I get all breakpoints skipped and marked as warnings when using -O2 in the compiler flags. Switched to -O0 -g in my makefile and breakpoints now work. Hope this helps.
If it doesn't stop even after unchecking SKIP ALL BREAKPOINTS, you can add this android.os.debug.waitfordebugger just before your breakpoint.
If you do this,your app will definitely wait for debugger at that point everytime,even if you are just running your app,which it will only find when your device is connected to eclipse.
After debugging you must remove this line for app to run properly or else android will just keep waiting for the debugger.
Try to restart eclipse, that works sometimes. I guess there is some kind of cache there.
In my case the debugged code in JBoss was older than the code in the Eclipse project. Rebuilding the .war solved the problem.
Facing same problem with Eclipse Luna.
Project clean didn't work.
Rebuild didn't work.
What makes it work is uninstall the app on the device before each debugging.
I use the Eclipse FileSync plugin for live remote debugging. Make sure you tick Allow different target folders & edit the Target folder file setting in the tree view.
Setting the Default target folder by the Browse... button without Allow different target folders will set all folders to the same target (I had both libs & classes set to the default for libs so my breakpoints did not update).
Since Eclipse 4.7/Oxygen released in June 2017, there is a new concept of "Triggers for breakpoints", which is displayed as a small "T" next to the breakpoint "blue bullet" icon.
All the other breakpoints that are initially suppressed by triggers
will be hit only after any of the trigger points has been hit.
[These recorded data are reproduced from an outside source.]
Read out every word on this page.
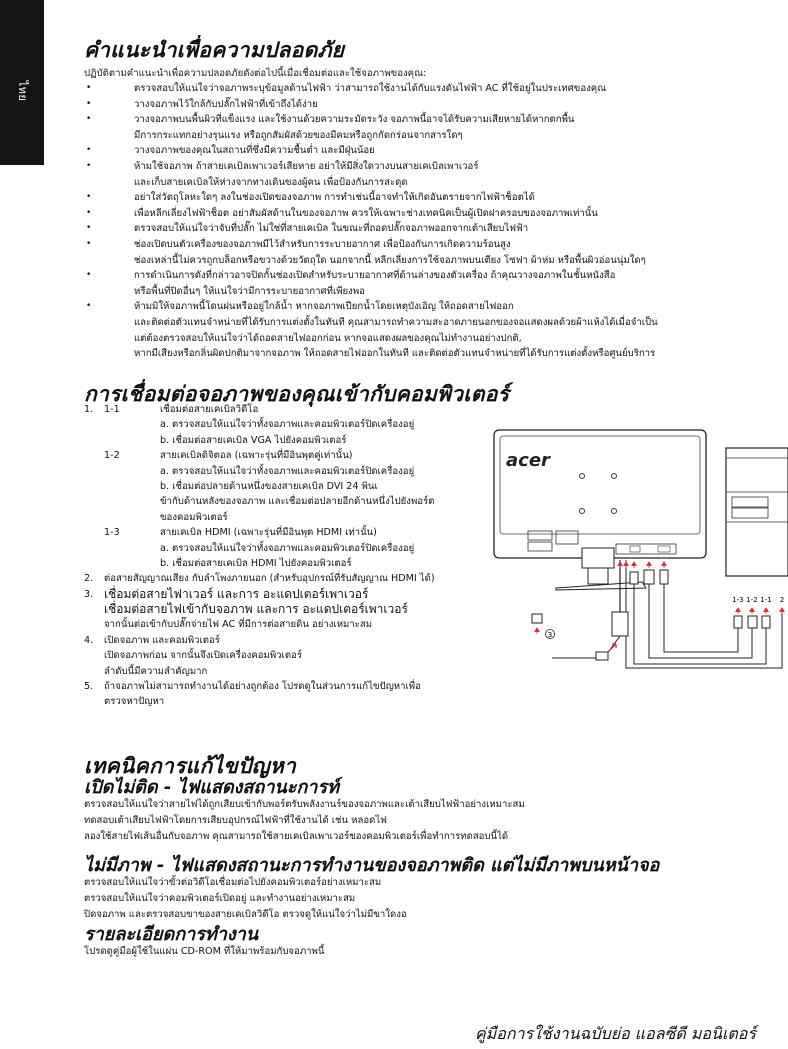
ไทย
คำแนะนำเพื่อความปลอดภัย
ปฏิบัติตามคำแนะนำเพื่อความปลอดภัยดังต่อไปนี้เมื่อเชื่อมต่อและใช้จอภาพของคุณ:
• ตรวจสอบให้แน่ใจว่าจอภาพระบุข้อมูลด้านไฟฟ้า ว่าสามารถใช้งานได้กับแรงดันไฟฟ้า AC ที่ใช้อยู่ในประเทศของคุณ
• วางจอภาพไว้ใกล้กับปลั๊กไฟฟ้าที่เข้าถึงได้ง่าย
• วางจอภาพบนพื้นผิวที่แข็งแรง และใช้งานด้วยความระมัดระวัง จอภาพนี้อาจได้รับความเสียหายได้หากตกพื้น
มีการกระแทกอย่างรุนแรง หรือถูกสัมผัสด้วยของมีคมหรือถูกกัดกร่อนจากสารใดๆ
• วางจอภาพของคุณในสถานที่ซึ่งมีความชื้นต่ำ และมีฝุ่นน้อย
• ห้ามใช้จอภาพ ถ้าสายเคเบิลเพาเวอร์เสียหาย อย่าให้มีสิ่งใดวางบนสายเคเบิลเพาเวอร์
และเก็บสายเคเบิลให้ห่างจากทางเดินของผู้คน เพื่อป้องกันการสะดุด
• อย่าใส่วัตถุโลหะใดๆ ลงในช่องเปิดของจอภาพ การทำเช่นนี้อาจทำให้เกิดอันตรายจากไฟฟ้าช็อตได้
• เพื่อหลีกเลี่ยงไฟฟ้าช็อต อย่าสัมผัสด้านในของจอภาพ ควรให้เฉพาะช่างเทคนิคเป็นผู้เปิดฝาครอบของจอภาพเท่านั้น
• ตรวจสอบให้แน่ใจว่าจับที่ปลั๊ก ไม่ใช่ที่สายเคเบิล ในขณะที่ถอดปลั๊กจอภาพออกจากเต้าเสียบไฟฟ้า
• ช่องเปิดบนตัวเครื่องของจอภาพมีไว้สำหรับการระบายอากาศ เพื่อป้องกันการเกิดความร้อนสูง
ช่องเหล่านี้ไม่ควรถูกบล็อกหรือขวางด้วยวัตถุใด นอกจากนี้ หลีกเลี่ยงการใช้จอภาพบนเตียง โซฟา ผ้าห่ม หรือพื้นผิวอ่อนนุ่มใดๆ
• การดำเนินการดังที่กล่าวอาจปิดกั้นช่องเปิดสำหรับระบายอากาศที่ด้านล่างของตัวเครื่อง ถ้าคุณวางจอภาพในชั้นหนังสือ
หรือพื้นที่ปิดอื่นๆ ให้แน่ใจว่ามีการระบายอากาศที่เพียงพอ
• ห้ามมิให้จอภาพนี้โดนฝนหรืออยู่ใกล้น้ำ หากจอภาพเปียกน้ำโดยเหตุบังเอิญ ให้ถอดสายไฟออก
และติดต่อตัวแทนจำหน่ายที่ได้รับการแต่งตั้งในทันที คุณสามารถทำความสะอาดภายนอกของจอแสดงผลด้วยผ้าแห้งได้เมื่อจำเป็น
แต่ต้องตรวจสอบให้แน่ใจว่าได้ถอดสายไฟออกก่อน หากจอแสดงผลของคุณไม่ทำงานอย่างปกติ,
หากมีเสียงหรือกลิ่นผิดปกติมาจากจอภาพ ให้ถอดสายไฟออกในทันที และติดต่อตัวแทนจำหน่ายที่ได้รับการแต่งตั้งหรือศูนย์บริการ
การเชื่อมต่อจอภาพของคุณเข้ากับคอมพิวเตอร์
1. 1-1	เชื่อมต่อสายเคเบิลวิดีโอ
a. ตรวจสอบให้แน่ใจว่าทั้งจอภาพและคอมพิวเตอร์ปิดเครื่องอยู่
b. เชื่อมต่อสายเคเบิล VGA ไปยังคอมพิวเตอร์
1-2	สายเคเบิลดิจิตอล (เฉพาะรุ่นที่มีอินพุตคู่เท่านั้น)
a. ตรวจสอบให้แน่ใจว่าทั้งจอภาพและคอมพิวเตอร์ปิดเครื่องอยู่
b. เชื่อมต่อปลายด้านหนึ่งของสายเคเบิล DVI 24 พินเ
ข้ากับด้านหลังของจอภาพ และเชื่อมต่อปลายอีกด้านหนึ่งไปยังพอร์ต
ของคอมพิวเตอร์
1-3	สายเคเบิล HDMI (เฉพาะรุ่นที่มีอินพุต HDMI เท่านั้น)
a. ตรวจสอบให้แน่ใจว่าทั้งจอภาพและคอมพิวเตอร์ปิดเครื่องอยู่
b. เชื่อมต่อสายเคเบิล HDMI ไปยังคอมพิวเตอร์
2. ต่อสายสัญญาณเสียง กับลำโพงภายนอก (สำหรับอุปกรณ์ที่รับสัญญาณ HDMI ได้)
3. เชื่อมต่อสายไฟาเวอร์ และการ อะแดปเตอร์เพาเวอร์
เชื่อมต่อสายไฟเข้ากับจอภาพ และการ อะแดปเตอร์เพาเวอร์
จากนั้นต่อเข้ากับปลั๊กจ่ายไฟ AC ที่มีการต่อสายดิน อย่างเหมาะสม
4. เปิดจอภาพ และคอมพิวเตอร์
เปิดจอภาพก่อน จากนั้นจึงเปิดเครื่องคอมพิวเตอร์
ลำดับนี้มีความสำคัญมาก
5. ถ้าจอภาพไม่สามารถทำงานได้อย่างถูกต้อง โปรดดูในส่วนการแก้ไขปัญหาเพื่อ
ตรวจหาปัญหา
acer
1-3 1-2 1-1 2
3
เทคนิคการแก้ไขปัญหา
เปิดไม่ติด - ไฟแสดงสถานะการท์
ตรวจสอบให้แน่ใจว่าสายไฟได้ถูกเสียบเข้ากับพอร์ตรับพลังงานร์ของจอภาพและเต้าเสียบไฟฟ้าอย่างเหมาะสม
ทดสอบเต้าเสียบไฟฟ้าโดยการเสียบอุปกรณ์ไฟฟ้าที่ใช้งานได้ เช่น หลอดไฟ
ลองใช้สายไฟเส้นอื่นกับจอภาพ คุณสามารถใช้สายเคเบิลเพาเวอร์ของคอมพิวเตอร์เพื่อทำการทดสอบนี้ได้
ไม่มีภาพ - ไฟแสดงสถานะการทำงานของจอภาพติด แต่ไม่มีภาพบนหน้าจอ
ตรวจสอบให้แน่ใจว่าขั้วต่อวิดีโอเชื่อมต่อไปยังคอมพิวเตอร์อย่างเหมาะสม
ตรวจสอบให้แน่ใจว่าคอมพิวเตอร์เปิดอยู่ และทำงานอย่างเหมาะสม
ปิดจอภาพ และตรวจสอบขาของสายเคเบิลวิดีโอ ตรวจดูให้แน่ใจว่าไม่มีขาใดงอ
รายละเอียดการทำงาน
โปรดดูคู่มือผู้ใช้ในแผ่น CD-ROM ที่ให้มาพร้อมกับจอภาพนี้
คู่มือการใช้งานฉบับย่อ แอลซีดี มอนิเตอร์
All the
triggers are disabled after a trigger point is hit and will be
re-enabled after the run.
In order to reset all the "trigger" flags, you need to do the following steps :
Switch to Debug perspective.
Right-click in the "Breakpoints" view
Select "Remove All Triggers".
Note : this step does not delete all your breakpoints, which occurs when selecting "Remove All" in the same contextual menu.
Note : the keyboard shortcut to enable the triggers is "Alt-R", which takes precedence on the shortcut to open the "Run" menu with its mnemonics, when the "Breakpoints" view is selected.